Menu: Tomato Sausage Risotto, if you really need some more greens, I suppose a nice green salad would do, I didn’t have the energy this night
Music Man picked: Ray Charles, Ray Charles. The master’s debut album featuring songs such as I Got a Woman, Hallelujah I Love Her So, and one of my all time personal faves, Drown In My Own Tears. Comfort music for a comfort meal. This music wraps you up like a warm, soulful blanket on a cold, rainy day and the food feels the same way. When you need that certain something to hit ya just where you need it, dial up some Ray and fire up the risotto pan. Most people think the blues are a sad music meant for sharing in the downtrodden spirit…on the contrary, I’ve always seen true blues music as comfort for your soul when words alone can’t do the job. This music, and this meal, are sure to do the same! -BJ
If you couldn’t already gather, we have a serious love of risotto. It is our go-to one pot meal. That’s why we love it so. Throw stuff into one pot, stir, add, stir, and then enjoy creamy-yummyness. That’s a word, right? I like risotto with lots of things, like beets, squash blossoms, Clemson-themed, etc.
- 1 28 oz. can of diced tomatoes
- 1 lb. Italian sausage, mild or sweet (if in casings, remove)
- 1 small-med. onion, chopped
- S & P
- 1 cup Arborio rice
- 1/2 cup dry white wine (optional)
- 1/2 cup parmesan cheese, grated
- 1 bunch of spinach, finely chopped
- 2 TB butter
- Garnishes: more parmesan cheese or parsley, goat cheese, basil
- Drain the tomatoes over a bowl to reserve all the liquid. Set tomatoes chunks aside.
- Combine juice from tomatoes with 3 cups of water in a small saucepan. Bring to a simmer and keep warm on your back burner.
- In a large-medium saucepan, heat oil, add sausage and onion, and season with S & P. Cook sausage, breaking it up with your cooking utensil until sausage is pretty much cooked through and onions are softened, 3 to 5 minutes. Remember this will just keep cooking, so no need to cook everything through and through right now.
- Add rice and tomatoes, stirring to combine and cook for 1 to 2 minutes, letting the rice coat and lightly toast.
- Add wine.

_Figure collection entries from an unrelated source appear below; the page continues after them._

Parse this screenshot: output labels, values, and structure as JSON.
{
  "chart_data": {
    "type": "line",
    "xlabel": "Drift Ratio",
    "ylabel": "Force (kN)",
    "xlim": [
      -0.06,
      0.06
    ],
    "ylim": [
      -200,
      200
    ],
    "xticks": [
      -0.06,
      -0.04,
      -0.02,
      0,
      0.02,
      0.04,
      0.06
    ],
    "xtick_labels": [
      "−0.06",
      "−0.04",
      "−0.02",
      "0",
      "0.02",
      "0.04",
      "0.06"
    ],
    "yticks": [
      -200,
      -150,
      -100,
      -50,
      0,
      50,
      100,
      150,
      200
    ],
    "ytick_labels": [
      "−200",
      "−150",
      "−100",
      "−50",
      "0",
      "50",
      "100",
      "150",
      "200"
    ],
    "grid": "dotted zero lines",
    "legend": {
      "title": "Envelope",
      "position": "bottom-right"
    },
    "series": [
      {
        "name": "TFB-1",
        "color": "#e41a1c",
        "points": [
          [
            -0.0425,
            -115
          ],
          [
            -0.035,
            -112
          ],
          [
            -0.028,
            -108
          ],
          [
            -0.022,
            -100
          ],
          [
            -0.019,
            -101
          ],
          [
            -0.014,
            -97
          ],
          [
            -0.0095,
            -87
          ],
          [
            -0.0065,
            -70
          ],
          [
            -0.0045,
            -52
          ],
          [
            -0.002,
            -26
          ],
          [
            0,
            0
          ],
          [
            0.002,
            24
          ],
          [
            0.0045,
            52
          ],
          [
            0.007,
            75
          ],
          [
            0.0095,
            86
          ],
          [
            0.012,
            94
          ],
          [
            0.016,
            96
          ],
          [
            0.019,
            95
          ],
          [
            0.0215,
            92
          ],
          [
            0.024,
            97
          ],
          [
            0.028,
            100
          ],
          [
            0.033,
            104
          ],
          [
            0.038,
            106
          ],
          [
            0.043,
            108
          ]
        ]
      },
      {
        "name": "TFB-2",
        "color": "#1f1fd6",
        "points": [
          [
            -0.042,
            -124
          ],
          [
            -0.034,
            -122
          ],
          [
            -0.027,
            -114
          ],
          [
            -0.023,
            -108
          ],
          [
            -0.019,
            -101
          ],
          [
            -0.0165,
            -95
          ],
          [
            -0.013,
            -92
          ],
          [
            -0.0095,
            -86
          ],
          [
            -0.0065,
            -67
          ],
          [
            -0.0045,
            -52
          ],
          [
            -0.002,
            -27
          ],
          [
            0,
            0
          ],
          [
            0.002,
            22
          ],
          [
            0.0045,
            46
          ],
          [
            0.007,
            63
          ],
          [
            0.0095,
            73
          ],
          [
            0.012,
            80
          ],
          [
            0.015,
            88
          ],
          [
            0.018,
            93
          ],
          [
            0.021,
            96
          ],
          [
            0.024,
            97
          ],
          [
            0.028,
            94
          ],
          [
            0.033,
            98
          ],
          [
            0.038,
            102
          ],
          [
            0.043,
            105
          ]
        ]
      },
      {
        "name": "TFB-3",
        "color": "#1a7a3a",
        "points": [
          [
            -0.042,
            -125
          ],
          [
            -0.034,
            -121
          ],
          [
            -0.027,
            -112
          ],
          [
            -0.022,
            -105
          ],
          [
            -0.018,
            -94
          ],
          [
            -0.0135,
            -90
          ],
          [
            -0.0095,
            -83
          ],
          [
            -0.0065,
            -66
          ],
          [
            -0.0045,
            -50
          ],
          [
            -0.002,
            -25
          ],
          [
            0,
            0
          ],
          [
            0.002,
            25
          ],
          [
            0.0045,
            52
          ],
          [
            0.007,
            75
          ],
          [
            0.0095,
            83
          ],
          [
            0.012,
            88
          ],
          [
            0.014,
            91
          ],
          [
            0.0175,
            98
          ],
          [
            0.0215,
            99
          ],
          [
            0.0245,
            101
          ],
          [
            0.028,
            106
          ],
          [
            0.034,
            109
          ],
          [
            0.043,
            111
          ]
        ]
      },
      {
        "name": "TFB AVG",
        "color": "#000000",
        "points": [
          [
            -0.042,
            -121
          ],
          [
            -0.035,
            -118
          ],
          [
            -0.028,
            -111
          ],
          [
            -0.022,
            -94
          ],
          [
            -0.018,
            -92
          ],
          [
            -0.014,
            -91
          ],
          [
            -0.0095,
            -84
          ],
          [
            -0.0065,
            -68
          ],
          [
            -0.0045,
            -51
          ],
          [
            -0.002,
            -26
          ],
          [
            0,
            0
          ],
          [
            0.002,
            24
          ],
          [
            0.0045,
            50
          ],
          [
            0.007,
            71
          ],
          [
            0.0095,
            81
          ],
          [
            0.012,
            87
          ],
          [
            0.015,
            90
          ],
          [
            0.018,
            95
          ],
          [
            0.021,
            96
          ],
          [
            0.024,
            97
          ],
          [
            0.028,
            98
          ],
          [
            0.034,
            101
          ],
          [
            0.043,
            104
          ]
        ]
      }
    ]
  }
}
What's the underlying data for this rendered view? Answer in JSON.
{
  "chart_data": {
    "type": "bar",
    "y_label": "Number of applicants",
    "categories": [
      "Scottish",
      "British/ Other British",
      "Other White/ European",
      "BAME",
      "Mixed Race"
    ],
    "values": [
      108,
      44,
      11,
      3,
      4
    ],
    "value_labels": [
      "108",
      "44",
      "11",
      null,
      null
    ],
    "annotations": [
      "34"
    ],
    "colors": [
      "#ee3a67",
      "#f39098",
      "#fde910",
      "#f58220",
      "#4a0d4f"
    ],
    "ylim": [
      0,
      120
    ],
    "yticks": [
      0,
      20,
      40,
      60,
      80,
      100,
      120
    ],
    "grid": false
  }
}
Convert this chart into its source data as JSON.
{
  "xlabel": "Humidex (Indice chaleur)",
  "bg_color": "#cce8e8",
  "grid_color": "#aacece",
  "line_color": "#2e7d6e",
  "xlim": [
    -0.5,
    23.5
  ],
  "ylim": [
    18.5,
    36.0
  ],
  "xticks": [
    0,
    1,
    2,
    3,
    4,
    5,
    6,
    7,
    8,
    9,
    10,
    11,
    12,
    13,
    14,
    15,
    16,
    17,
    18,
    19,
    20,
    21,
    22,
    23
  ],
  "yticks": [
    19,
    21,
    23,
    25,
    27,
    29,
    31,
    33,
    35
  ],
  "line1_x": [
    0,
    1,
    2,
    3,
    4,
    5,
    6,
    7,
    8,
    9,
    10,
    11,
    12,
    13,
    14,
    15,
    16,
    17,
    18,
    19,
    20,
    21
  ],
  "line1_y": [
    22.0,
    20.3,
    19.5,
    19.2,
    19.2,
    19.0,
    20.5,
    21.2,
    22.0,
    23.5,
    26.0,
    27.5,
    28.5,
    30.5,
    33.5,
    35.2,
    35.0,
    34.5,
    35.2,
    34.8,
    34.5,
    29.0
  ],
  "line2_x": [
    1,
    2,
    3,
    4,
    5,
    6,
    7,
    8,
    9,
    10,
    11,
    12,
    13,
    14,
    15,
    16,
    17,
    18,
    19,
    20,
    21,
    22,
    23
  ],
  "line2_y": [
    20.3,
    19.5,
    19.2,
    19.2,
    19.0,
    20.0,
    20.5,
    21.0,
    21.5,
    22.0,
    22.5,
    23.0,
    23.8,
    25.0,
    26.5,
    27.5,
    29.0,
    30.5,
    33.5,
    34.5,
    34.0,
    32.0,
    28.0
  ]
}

Cook and stir until absorbed, about 1-2 minutes, while stirring.
- Add about 2 cups or 3 big ladles full of tomato liquid to the risotto. Cook this over a soft simmer, stirring occasionally to re-distribute the liquid and make sure all the rice is being cooked, about 5 minutes.
- Add 1-2 ladles full of liquid at a time, waiting until the prior batch is almost completely absorbed before adding more. Stirring to combine and re-distribute after each addition, until rice is creamy and tender, about 25 minutes (you may or may not use all of the juice, I didn’t on this batch). Taste testing is strongly encouraged.
- Remove from heat. Stir in spinach, parmesan, butter, season with S & P and add some crushed red pepper if you like some spice! We served with parsley and goat cheese on top.